Da mesma maneira, a obra literária é o resultado de um trabalho que organiza a linguagem. Ao trabalhar o discurso, o homem opera a determinação prática de uma categoria de indivíduos: as obras de discurso. É aqui que a noção de significação recebe uma especificação nova de ser transferida para a escala da obra individual. Por isso há um problema de interpretação das obras, irredutível à simples inteligência das frases isoladamente. O fato de estilo ressalta a escala do fenômeno da obra como significante, globalmente enquanto obra. Assim, o problema da literatura vem inscrever-se no interior de uma estilística geral, concebida como "meditação sobre as obras humanas" (p. 11) e especificada pela noção de trabalho, de que ela busca as condições de possibilidade: "Procurar as mais gerais condições da inserção das estruturas numa prática individual, esta seria a tarefa de uma estilística" (p. 2).

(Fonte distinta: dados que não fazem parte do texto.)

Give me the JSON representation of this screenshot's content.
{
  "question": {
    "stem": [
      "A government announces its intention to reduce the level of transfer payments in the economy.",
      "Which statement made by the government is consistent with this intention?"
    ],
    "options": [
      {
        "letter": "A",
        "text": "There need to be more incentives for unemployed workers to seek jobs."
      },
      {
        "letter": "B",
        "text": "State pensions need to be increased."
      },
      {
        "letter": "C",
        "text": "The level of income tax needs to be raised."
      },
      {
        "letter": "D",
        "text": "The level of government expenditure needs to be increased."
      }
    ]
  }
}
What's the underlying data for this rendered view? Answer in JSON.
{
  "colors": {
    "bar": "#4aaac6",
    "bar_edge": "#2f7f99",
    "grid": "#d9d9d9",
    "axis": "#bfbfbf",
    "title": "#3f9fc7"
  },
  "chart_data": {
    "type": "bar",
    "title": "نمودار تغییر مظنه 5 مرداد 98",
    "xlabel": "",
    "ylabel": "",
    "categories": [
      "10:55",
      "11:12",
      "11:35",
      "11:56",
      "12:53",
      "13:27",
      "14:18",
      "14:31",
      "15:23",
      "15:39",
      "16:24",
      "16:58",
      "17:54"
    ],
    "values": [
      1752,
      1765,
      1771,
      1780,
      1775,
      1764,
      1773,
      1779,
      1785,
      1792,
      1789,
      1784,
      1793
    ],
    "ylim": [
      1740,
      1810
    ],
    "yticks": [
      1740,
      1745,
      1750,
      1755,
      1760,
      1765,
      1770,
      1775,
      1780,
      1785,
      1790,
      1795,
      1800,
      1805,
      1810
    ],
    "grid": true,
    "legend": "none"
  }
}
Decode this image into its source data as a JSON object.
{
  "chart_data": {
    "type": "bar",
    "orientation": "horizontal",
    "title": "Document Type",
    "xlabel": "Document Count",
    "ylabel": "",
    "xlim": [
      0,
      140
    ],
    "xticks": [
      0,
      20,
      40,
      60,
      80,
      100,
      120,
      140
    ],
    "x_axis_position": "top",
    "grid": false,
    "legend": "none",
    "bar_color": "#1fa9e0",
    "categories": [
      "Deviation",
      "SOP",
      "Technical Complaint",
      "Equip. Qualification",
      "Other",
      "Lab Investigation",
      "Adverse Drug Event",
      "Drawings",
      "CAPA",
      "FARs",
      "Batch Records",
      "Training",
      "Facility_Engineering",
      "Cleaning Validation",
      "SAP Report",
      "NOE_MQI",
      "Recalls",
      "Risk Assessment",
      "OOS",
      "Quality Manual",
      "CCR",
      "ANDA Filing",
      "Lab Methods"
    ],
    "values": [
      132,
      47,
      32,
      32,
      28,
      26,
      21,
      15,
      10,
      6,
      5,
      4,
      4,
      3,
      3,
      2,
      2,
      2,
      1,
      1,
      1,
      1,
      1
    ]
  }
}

À luz desses princípios, o que ocorre com os traços do discurso enumerados no início desse estudo?

Estamos lembrados do paradoxo inicial do evento e do sentido: o discurso, dizíamos, é efetuado como evento, mas compreendido como sentido. Como a noção de obra pode situar-se com referência a esse paradoxo? Ao introduzir na dimensão do discurso categorias próprias à ordem da produção e do trabalho, a noção de obra aparece como uma mediação prática entre a irracionalidade do evento e a racionalidade do sentido. O evento é a própria estilização, mas essa estilização está em relação dialética com uma situação concreta complexa apresentando tendências, conflitos. A estilização surge no seio de uma experiência já estruturada, mas comportando aberturas, possibilidades de jogo, indeterminações. Apreender uma obra como evento é captar a relação entre a situação e o projeto no processo de reestruturação.

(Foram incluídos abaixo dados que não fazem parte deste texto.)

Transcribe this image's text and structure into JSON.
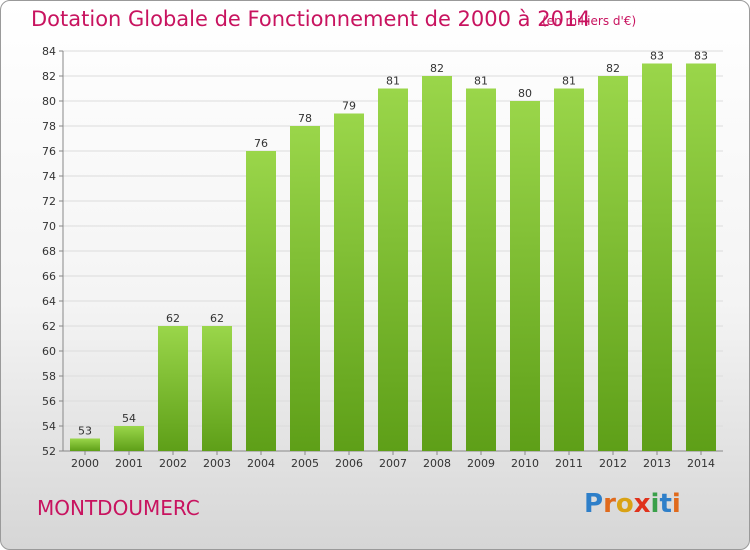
{
  "chart_data": {
    "type": "bar",
    "title": "Dotation Globale de Fonctionnement de 2000 à 2014",
    "subtitle": "(en milliers d'€)",
    "categories": [
      "2000",
      "2001",
      "2002",
      "2003",
      "2004",
      "2005",
      "2006",
      "2007",
      "2008",
      "2009",
      "2010",
      "2011",
      "2012",
      "2013",
      "2014"
    ],
    "values": [
      53,
      54,
      62,
      62,
      76,
      78,
      79,
      81,
      82,
      81,
      80,
      81,
      82,
      83,
      83
    ],
    "ylim": [
      52,
      84
    ],
    "yticks": [
      52,
      54,
      56,
      58,
      60,
      62,
      64,
      66,
      68,
      70,
      72,
      74,
      76,
      78,
      80,
      82,
      84
    ],
    "xlabel": "",
    "ylabel": "",
    "grid": true,
    "bar_color": "#7dc12f"
  },
  "commune": "MONTDOUMERC",
  "logo": {
    "letters": [
      "P",
      "r",
      "o",
      "x",
      "i",
      "t",
      "i"
    ]
  }
}
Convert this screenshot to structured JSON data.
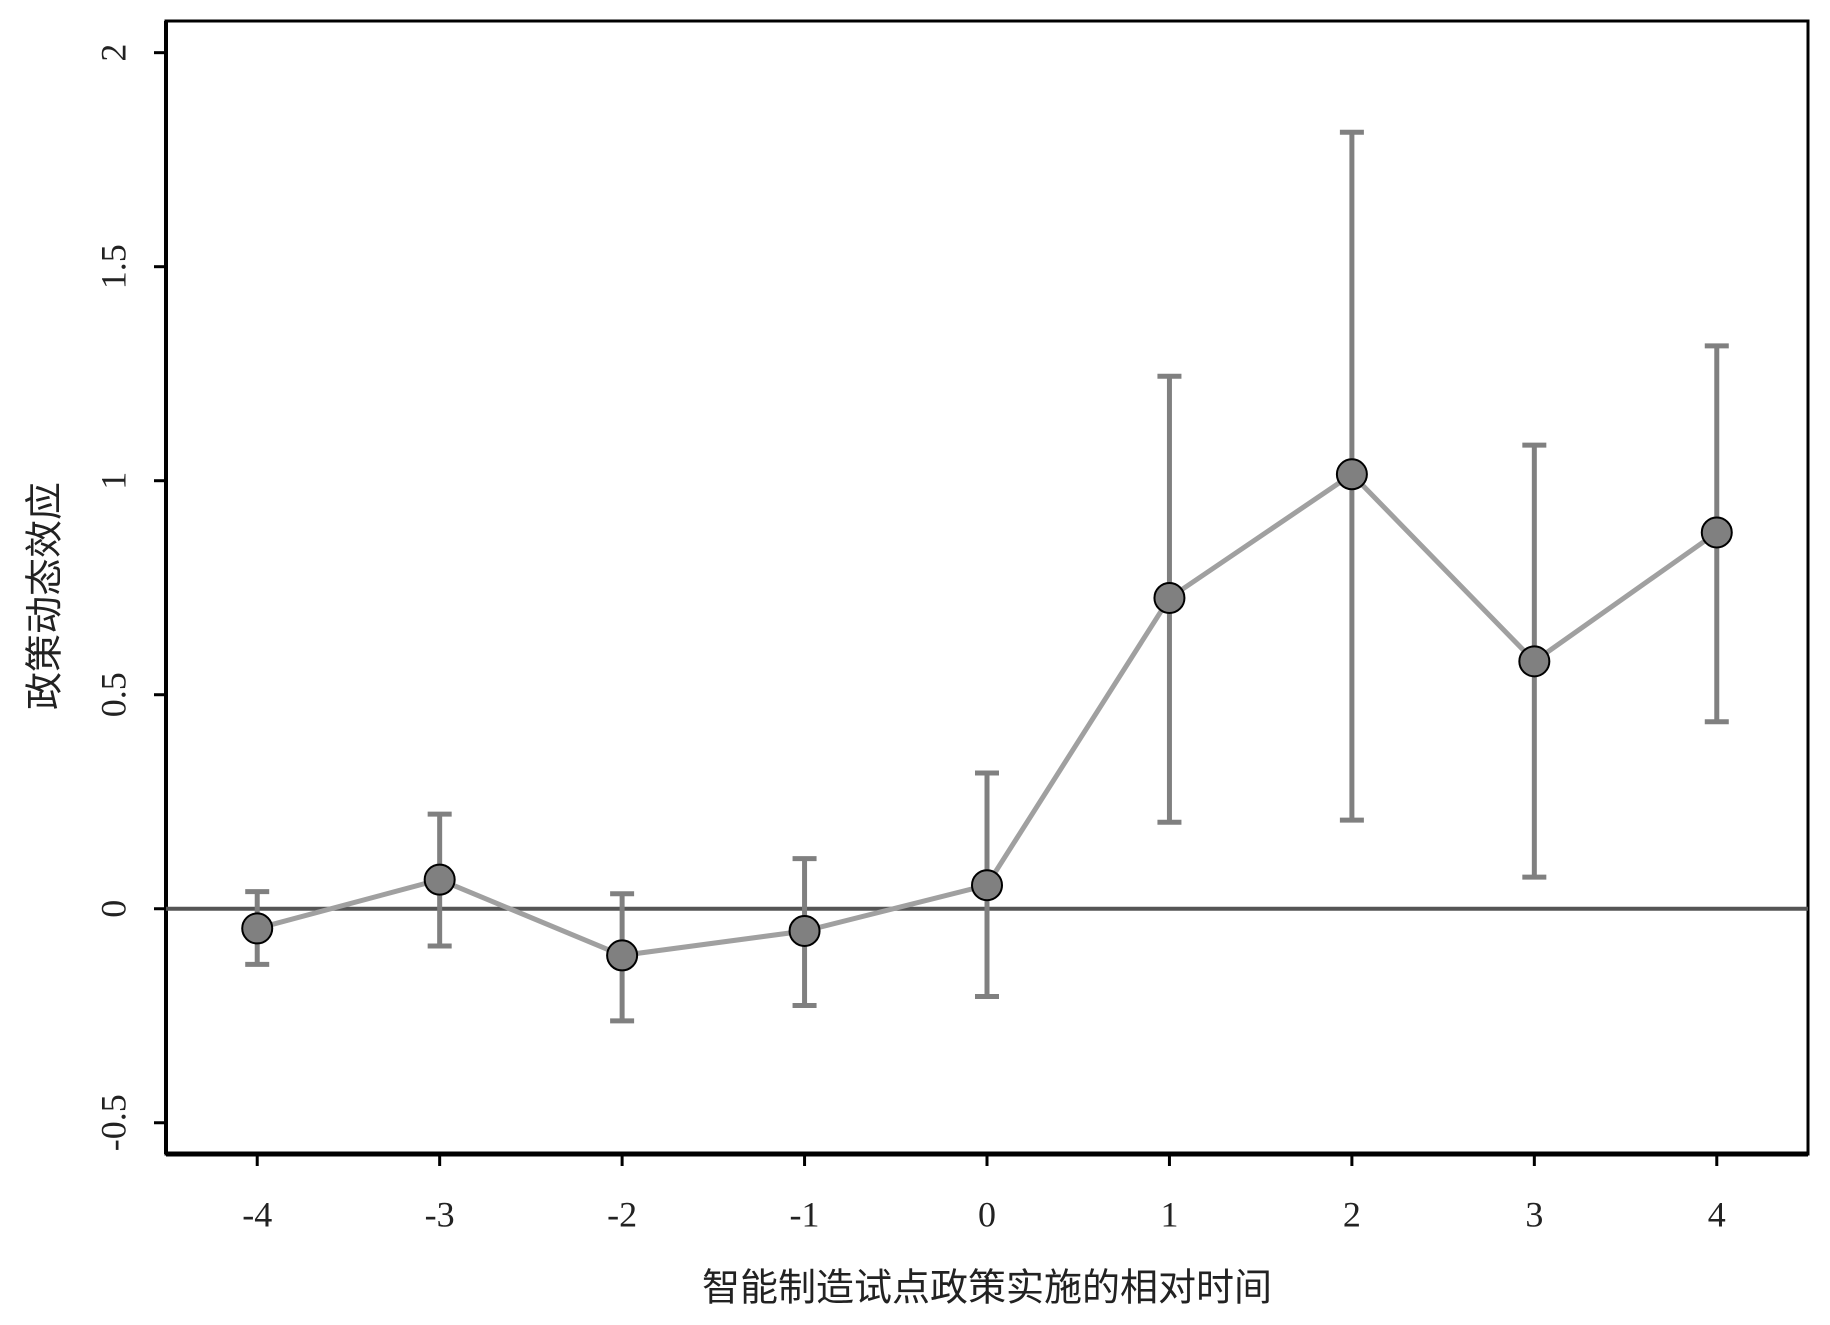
{
  "chart_data": {
    "type": "line",
    "xlabel": "智能制造试点政策实施的相对时间",
    "ylabel": "政策动态效应",
    "x": [
      -4,
      -3,
      -2,
      -1,
      0,
      1,
      2,
      3,
      4
    ],
    "series": [
      {
        "color": "#a0a0a0",
        "marker_color": "#808080",
        "error_color": "#808080",
        "values": [
          -0.046,
          0.068,
          -0.109,
          -0.052,
          0.055,
          0.726,
          1.015,
          0.578,
          0.879
        ],
        "lower": [
          -0.13,
          -0.087,
          -0.262,
          -0.226,
          -0.205,
          0.202,
          0.207,
          0.074,
          0.437
        ],
        "upper": [
          0.04,
          0.221,
          0.035,
          0.117,
          0.317,
          1.244,
          1.814,
          1.083,
          1.315
        ]
      }
    ],
    "reference_line": 0,
    "reference_color": "#555555",
    "xlim": [
      -4.5,
      4.5
    ],
    "xticks": [
      -4,
      -3,
      -2,
      -1,
      0,
      1,
      2,
      3,
      4
    ],
    "ylim": [
      -0.573,
      2.074
    ],
    "yticks": [
      -0.5,
      0,
      0.5,
      1,
      1.5,
      2
    ]
  }
}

A obra de estilização toma a forma singular de um acordo entre uma situação anterior que, de repente, aparece desfeita, não resolvida, aberta, e uma conduta ou uma estratégia que reorganiza os resíduos deixados pela estruturação anterior. Ao mesmo tempo, o paradoxo do evento fugidio e do sentido identificável e repetível, que está no ponto de partida de nossa meditação sobre o distanciamento no discurso, encontra na noção de obra uma notável mediação. A noção de estilo acumula os dois caracteres do evento e do sentido. O estilo, como vimos, surge temporalmente como um indivíduo único e, a este título, diz respeito ao momento irracional do parti pris, mas sua inscrição no material da linguagem confere-lhe a aparência de uma ideia sensível, de um universal concreto, como diz W. K. Wimsatt, em The verbal icon [2]. O estilo é a promoção de um parti pris legível numa obra que, por sua singularidade, ilustra e enaltece o caráter acontecimental do discurso. Mas este acontecimento não deve ser procurado alhures, mas na forma mesma da obra. Se o indivíduo é inapreensível teoricamente, pode ser reconhecido como a singularidade de um processo, de uma construção, em resposta a uma situação determinada.

Quanto à noção de sujeito de discurso, recebe um estatuto novo quando o discurso se torna uma obra. A noção de estilo permite um novo enfoque da questão do sujeito da obra literária. A chave encontra-se do lado das categorias da produção do trabalho. A este respeito, o modelo do artesão é particularmente instrutivo (a estampilha do móvel no século XVIII, a assinatura do artista, etc). Com efeito, a noção de autor, que aqui vem qualificar a de sujeito falante, aparece como o correlato da individualidade da obra. A demonstração mais surpreendente deste fato é fornecida pelo exemplo menos literário possível, o estilo da construção do objeto matemático, tal como Granger a expõe na primeira parte de seu Ensaio de uma filosofia do estilo. Até mesmo a construção de um modelo abstrato dos fenômenos, a partir do momento em que é uma atividade prática imanente a um processo de estruturação, traz um nome próprio. Tal modo de estruturação aparece necessariamente como escolhido, de preferência a outro. Porque o estilo é um trabalho que individua, vale dizer, que produz o individual, também designa, retroativamente, seu autor. Assim, o termo autor pertence à estilística. Autor diz mais que locutor: é o artesão em obra de linguagem. Ao mesmo tempo, porém, a categoria do autor é uma categoria da interpretação, no sentido em que é contemporânea da significação da obra como um todo. A configuração singular da obra e a configuração singular do autor são estritamente correlativas. O homem se individua produzindo obras individuais. A assinatura é a marca dessa relação.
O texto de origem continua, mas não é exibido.